Suppose we have 2 partitions /dev/sda7 and /dev/sda8 of equal size. Let's create an array of 2 mirrors:
mkfs.reiser4 -my -o node=node41 /dev/sda7 /dev/sda8
Take a look at original subvolume:
Take a look at replica:
Register the original subvolume
mount /dev/sda7 /mnt mount: wrong fs type, bad option, bad superblock blablabla.... dmesg reiser4[mount(20914)]: check_active_replicas (fs/reiser4/init_volume.c:268)[edward-1750]: WARNING: /dev/sda7 requires replicas, which are not registered.
Register the replica and mount the array:
mount /dev/sda8 /mnt dmesg
reiser4: registered subvolume (/dev/sda8) reiser4 (sda8): found disk format 4.0.1. reiser4 (/dev/sda7): using Hybrid Transaction Model.
Let's copy a file /etc/services to our array of mirrors:
cp /etc/services /mnt/.
Unmount the array:
Find a root block: it goes the first in the tree dump:
debugfs.reiser4 -t /dev/sda7
In our case the root block has blocknumber #79
Let's now take a look on how our failover works. The death defying act: we erase the root block of the original subvolume:
dd if=/dev/zero of=/dev/sda7 bs=4096 count=1 seek=79
We know that the mount procedure load the root block.

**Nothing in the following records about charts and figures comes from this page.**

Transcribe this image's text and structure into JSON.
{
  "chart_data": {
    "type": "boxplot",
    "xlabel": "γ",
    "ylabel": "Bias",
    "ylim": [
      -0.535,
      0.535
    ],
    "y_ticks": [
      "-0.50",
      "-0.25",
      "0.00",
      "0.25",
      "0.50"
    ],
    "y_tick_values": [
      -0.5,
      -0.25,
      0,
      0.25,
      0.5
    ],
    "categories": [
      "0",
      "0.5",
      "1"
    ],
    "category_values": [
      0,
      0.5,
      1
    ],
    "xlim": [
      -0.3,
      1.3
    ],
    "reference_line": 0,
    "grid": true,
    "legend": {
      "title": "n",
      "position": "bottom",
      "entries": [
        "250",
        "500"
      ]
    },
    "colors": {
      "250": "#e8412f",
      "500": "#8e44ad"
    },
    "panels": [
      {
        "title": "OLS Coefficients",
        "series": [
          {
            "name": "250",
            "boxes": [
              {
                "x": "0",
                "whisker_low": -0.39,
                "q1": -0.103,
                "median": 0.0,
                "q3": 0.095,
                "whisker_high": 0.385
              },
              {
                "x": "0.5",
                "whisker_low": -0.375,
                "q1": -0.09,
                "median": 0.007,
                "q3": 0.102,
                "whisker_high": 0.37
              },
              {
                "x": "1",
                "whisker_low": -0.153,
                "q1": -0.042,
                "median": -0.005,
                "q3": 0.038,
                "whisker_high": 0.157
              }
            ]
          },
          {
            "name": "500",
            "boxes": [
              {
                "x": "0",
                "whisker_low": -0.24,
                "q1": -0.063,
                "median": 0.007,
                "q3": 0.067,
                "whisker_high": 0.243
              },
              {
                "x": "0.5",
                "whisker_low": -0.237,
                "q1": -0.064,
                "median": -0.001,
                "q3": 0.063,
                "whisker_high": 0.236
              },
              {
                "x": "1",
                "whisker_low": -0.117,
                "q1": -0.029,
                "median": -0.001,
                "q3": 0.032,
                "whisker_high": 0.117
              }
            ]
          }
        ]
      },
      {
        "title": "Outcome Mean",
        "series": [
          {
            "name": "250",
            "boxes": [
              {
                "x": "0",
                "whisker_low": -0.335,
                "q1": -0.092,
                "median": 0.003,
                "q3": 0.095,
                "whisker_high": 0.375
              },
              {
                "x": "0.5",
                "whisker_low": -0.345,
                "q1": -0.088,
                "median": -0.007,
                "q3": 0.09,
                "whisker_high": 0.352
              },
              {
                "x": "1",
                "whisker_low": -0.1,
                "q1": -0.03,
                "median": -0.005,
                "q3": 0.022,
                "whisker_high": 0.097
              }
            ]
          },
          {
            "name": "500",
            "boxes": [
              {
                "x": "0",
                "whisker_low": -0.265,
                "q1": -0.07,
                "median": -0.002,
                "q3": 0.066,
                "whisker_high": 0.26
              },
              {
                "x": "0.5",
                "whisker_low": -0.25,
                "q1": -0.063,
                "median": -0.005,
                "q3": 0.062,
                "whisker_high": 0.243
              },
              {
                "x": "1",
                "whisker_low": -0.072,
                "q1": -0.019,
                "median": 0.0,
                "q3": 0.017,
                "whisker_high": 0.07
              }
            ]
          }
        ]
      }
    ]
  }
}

Let's try to mount our array with the corrupted root block:
mount /dev/sda8 /mnt
Everything works.. Take a look at kernel messages:
dmesg reiser4[mount(21224)]: __jload_gfp_failover[edward-1811]: WARNING: block 79 (/dev/sda7) looks corrupted. NOTICE: Loading from replica device /dev/sda8.
1) Mirror tools (upgrade/downgrade/synchronize an array of mirrors, swap original and specified replica, convert replica to an original subvolume, visualization of mirror arrays, etc);
2) Checksumming format super-block;
3) Issuing discard requests for replicas on SSD devices.